Age moyen (fourchette) 36 ans (18-60)
Race
Caucasien 15%
Afro-américain 60%
Autre 25%
Sexe
Femme 65%
Histoire de HTN 36%
Histoire de DM 9%
Engagement rénal 0%
Arthralgie 73%
Dermatologique 46%
Hématologique 41%
Anti-phospholipides positifs 23%
Engagement cardiaque 9%
Engagement du SNC 9%
Engagement des poumons 18%
Atteinte hépatique 5%
Indice médian d’activité de la maladie de SLE indice d’activité 10
Tableau 1

3.2. MPO-ANCA et PR3-ANCA

Un pourcentage plus élevé de cas de PLN présentait un taux élevé de MPO-ANCA (≥6 U/mL) par rapport aux contrôles appariés sains et aux contrôles du LED sans maladie LN à tout moment avant le diagnostic (57% contre 0%, ; 57% contre 5%, , respectivement) et dans le sous-groupe moins d’un an avant le diagnostic (59% contre 0%, <0,001 ; 59% contre 8%, , respectivement). Aucune différence significative n’a été trouvée dans les sous-groupes de 1 à 4 ans et >4 ans avant le diagnostic (tableau 2).
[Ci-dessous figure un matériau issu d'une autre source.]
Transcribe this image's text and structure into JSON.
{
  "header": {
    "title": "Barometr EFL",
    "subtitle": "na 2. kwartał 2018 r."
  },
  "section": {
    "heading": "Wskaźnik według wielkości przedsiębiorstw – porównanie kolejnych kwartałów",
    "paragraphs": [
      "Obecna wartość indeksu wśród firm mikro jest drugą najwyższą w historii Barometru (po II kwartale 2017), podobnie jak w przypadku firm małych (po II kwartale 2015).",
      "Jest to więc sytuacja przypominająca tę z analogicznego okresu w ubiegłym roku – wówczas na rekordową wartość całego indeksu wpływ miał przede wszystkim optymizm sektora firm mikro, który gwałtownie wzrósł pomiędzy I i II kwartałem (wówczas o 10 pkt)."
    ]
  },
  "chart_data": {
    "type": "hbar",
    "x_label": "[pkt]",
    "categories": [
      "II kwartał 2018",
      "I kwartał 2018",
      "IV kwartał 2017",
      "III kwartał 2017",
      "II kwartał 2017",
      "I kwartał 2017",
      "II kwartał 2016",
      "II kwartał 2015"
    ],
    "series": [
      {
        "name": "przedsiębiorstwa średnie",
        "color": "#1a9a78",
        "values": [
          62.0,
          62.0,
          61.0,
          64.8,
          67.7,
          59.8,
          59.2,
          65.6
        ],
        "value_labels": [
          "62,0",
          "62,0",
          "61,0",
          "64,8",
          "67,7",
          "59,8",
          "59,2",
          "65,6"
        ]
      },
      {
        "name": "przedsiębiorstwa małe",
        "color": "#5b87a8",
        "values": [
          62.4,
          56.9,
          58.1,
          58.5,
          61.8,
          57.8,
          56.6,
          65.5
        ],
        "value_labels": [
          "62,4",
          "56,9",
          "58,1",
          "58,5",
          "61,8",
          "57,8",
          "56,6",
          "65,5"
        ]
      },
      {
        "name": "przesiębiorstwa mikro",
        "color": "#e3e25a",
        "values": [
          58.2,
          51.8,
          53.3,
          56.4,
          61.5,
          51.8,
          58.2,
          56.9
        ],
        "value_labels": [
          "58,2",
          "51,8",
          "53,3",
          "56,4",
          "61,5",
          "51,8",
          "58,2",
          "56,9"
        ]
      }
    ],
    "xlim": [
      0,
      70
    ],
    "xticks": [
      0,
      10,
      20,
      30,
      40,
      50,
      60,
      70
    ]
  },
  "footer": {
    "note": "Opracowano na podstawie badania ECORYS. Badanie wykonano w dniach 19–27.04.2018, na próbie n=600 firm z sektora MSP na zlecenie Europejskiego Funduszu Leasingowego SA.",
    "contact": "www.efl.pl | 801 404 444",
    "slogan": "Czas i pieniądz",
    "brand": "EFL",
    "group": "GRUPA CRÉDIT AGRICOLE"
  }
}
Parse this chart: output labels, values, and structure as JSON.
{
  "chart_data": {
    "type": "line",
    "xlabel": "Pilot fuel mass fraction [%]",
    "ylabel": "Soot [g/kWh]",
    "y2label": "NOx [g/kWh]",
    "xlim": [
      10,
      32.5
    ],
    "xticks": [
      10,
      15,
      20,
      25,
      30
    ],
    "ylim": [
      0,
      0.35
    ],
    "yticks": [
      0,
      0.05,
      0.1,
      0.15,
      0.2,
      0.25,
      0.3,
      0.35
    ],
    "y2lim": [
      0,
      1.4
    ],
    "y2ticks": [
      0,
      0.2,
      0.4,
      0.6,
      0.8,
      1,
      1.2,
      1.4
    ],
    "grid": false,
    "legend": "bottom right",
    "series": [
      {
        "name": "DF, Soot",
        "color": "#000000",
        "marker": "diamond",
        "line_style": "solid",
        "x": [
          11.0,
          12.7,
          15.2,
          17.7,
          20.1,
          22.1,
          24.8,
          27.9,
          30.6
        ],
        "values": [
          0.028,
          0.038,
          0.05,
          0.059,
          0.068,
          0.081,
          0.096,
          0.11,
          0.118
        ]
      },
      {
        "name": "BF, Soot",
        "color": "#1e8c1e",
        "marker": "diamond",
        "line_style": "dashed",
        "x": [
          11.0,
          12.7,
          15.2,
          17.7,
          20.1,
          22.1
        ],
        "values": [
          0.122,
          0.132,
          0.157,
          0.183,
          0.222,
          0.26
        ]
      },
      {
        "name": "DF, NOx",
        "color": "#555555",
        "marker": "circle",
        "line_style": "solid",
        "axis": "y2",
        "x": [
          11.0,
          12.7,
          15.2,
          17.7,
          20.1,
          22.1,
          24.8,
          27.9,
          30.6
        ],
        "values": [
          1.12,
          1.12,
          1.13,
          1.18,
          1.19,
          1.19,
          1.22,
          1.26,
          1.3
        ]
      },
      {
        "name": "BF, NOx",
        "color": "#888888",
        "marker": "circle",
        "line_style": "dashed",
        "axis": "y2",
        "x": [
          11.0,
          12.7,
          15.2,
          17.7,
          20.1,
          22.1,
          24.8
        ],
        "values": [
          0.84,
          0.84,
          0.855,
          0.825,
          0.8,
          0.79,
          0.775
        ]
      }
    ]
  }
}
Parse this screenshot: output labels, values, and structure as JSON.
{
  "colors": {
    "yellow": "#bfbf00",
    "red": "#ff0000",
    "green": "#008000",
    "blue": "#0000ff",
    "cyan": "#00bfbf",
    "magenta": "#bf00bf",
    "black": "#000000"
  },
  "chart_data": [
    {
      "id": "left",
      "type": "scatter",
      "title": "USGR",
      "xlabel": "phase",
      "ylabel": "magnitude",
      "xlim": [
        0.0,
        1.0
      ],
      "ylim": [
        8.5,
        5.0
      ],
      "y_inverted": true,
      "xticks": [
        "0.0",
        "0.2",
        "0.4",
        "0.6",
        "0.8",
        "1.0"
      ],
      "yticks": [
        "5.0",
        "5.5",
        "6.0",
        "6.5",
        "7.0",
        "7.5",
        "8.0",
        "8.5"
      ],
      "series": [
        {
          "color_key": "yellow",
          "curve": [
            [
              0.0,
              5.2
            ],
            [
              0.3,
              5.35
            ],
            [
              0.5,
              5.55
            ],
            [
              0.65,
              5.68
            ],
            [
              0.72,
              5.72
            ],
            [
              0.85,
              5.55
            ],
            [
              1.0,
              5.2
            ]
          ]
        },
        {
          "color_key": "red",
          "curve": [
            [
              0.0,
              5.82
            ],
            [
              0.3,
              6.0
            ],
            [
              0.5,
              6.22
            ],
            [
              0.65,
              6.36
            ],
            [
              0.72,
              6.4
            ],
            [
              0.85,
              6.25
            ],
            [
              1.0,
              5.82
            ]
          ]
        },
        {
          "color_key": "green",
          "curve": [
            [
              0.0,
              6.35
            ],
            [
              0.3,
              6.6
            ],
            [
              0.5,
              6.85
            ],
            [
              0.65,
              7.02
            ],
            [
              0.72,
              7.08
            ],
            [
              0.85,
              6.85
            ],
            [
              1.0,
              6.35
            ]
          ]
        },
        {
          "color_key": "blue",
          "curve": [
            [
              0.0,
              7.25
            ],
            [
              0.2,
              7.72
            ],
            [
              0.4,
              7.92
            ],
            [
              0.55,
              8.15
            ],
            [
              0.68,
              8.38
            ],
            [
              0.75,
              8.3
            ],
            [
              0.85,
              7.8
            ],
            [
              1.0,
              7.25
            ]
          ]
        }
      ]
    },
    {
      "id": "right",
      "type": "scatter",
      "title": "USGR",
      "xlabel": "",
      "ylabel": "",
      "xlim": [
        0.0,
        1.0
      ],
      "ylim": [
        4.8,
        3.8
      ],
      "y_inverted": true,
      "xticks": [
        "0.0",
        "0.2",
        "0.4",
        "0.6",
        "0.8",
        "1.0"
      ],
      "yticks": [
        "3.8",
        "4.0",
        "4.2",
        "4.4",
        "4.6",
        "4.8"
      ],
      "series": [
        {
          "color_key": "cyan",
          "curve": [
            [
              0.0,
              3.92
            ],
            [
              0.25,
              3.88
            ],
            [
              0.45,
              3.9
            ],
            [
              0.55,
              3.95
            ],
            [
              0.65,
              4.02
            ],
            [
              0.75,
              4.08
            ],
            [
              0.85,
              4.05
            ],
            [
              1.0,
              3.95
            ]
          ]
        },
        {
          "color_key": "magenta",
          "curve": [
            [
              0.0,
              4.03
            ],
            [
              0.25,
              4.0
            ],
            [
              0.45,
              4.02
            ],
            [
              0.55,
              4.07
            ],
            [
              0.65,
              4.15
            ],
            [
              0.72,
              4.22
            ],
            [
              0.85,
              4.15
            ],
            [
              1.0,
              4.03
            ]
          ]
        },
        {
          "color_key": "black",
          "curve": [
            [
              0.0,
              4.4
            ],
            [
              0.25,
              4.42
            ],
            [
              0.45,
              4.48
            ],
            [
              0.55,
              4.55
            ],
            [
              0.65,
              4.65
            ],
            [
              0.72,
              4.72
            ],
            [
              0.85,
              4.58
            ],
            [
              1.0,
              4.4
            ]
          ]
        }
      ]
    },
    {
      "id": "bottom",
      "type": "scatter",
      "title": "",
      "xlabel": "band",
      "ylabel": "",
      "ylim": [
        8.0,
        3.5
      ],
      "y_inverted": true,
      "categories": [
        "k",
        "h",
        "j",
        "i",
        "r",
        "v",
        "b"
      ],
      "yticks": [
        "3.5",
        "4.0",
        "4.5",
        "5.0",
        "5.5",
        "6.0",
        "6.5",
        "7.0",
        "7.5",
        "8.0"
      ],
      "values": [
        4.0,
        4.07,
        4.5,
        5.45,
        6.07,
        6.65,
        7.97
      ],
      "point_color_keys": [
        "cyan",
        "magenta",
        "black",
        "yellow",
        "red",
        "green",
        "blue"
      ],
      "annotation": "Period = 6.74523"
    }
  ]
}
Les patients atteints de NPP étaient plus nombreux à présenter un taux de MPO-ANCA ≥ 3 U/mL que les témoins sains et malades appariés, à tout moment (91 % contre 26 %, ; 91 % contre 43 %, , resp.), moins d’un an avant le diagnostic (88 % contre 19 %, ; 88 % contre 39 %, , resp.), 1-4 ans (87 % contre 13 %, ; 87 % contre 38 %, , resp.), et >4 ans (69 % contre 25 %, ; 69 % contre 44 %, , resp.) avant le diagnostic (tableau 2). La régression logistique conditionnelle a démontré que chaque augmentation incrémentale U/ml de MPO-ANCA augmentait les chances de diagnostic futur de PLN par rapport aux contrôles sains et aux contrôles du LED sans maladie LN (OR 9,1 , ; OR 1,5 , , resp. ; Tableau 3).

(a)

.

MPO-ANCA Cas
(%)
Contrôles sains
(%)
OR
(odds ratio)
CI
(intervalle de confiance) intervalle)
valeur
(exact de Fisher)
(≥3 U/mL) :
Tous 91 (21/23) 26 (6/23) 30 5.3-167 <0,001
<1 an 88 (15/17) 19 (3/16) 33 4.7-226 <0,001
1-4 ans 87 (13/15) 13 (2/15) 42 5.2-347 <0,001
>4 ans 69 (11/16) 25 (4/16) 6.6 1.4-31 0.03
(≥6 U/mL)
Tous 57 (13/23) 0 (0/23) <0.001
<1 an 59 (10/17) 0 (0/16) <0.001
1-4 ans 7 (1/15) 0 (0/15) 1.0
>4 ans 19 (3/16) 0 (0/16) 0.23
(b)
MPO-ANCA Cas
(%)
Maladies témoins
(%)
OR
(odds ratio)
CI
(intervalle de confiance) intervalle)
valeur
(exact de Fisher)
(≥3 U/mL) :
Tous 91 (21/23) 43 (9/21) 14 2.6-76 <0,001
<1 an 88 (15/17) 39 (5/13) 12 1,9-76 0.007
1-4 ans 87 (13/15) 38 (6/16) 11 1.8-66 0,009
>4 ans 69 (11/16) 44 (7/16) 2.8 0.7-12 0.29
(≥6 U/mL) .
Tous 57 (13/23) 5 (1/21) 26 3.0-228 <0,001
<1 an 59 (10/17) 8 (1/13) 17 1,8-164 0.006
1-4 ans 7 (1/15) 6 (1/16) 1,1 0.1-19 1,0
>4 ans 19 (3/16) 0 (0/16) 0.5- 0,23
Tableau 2
Le pourcentage de patients PLN avec MPO-ANCA au-dessus de seuils spécifiques par rapport aux contrôles sains et SLE sans maladie LN correspondants. Le Department of Defense Serum Repository n’a pas pu attribuer un contrôle de maladie correspondant pour un patient. Les échantillons d’un second contrôle ont été perdus lors du traitement. Tous les patients n’avaient pas d’échantillons disponibles pour chaque période de sous-groupe. Si plusieurs échantillons de sérum étaient présents pour un patient dans une période d’analyse de sous-groupe spécifique, le niveau d’anticorps le plus élevé a dicté l’attribution du groupe. en raison d’une valeur réelle infinie.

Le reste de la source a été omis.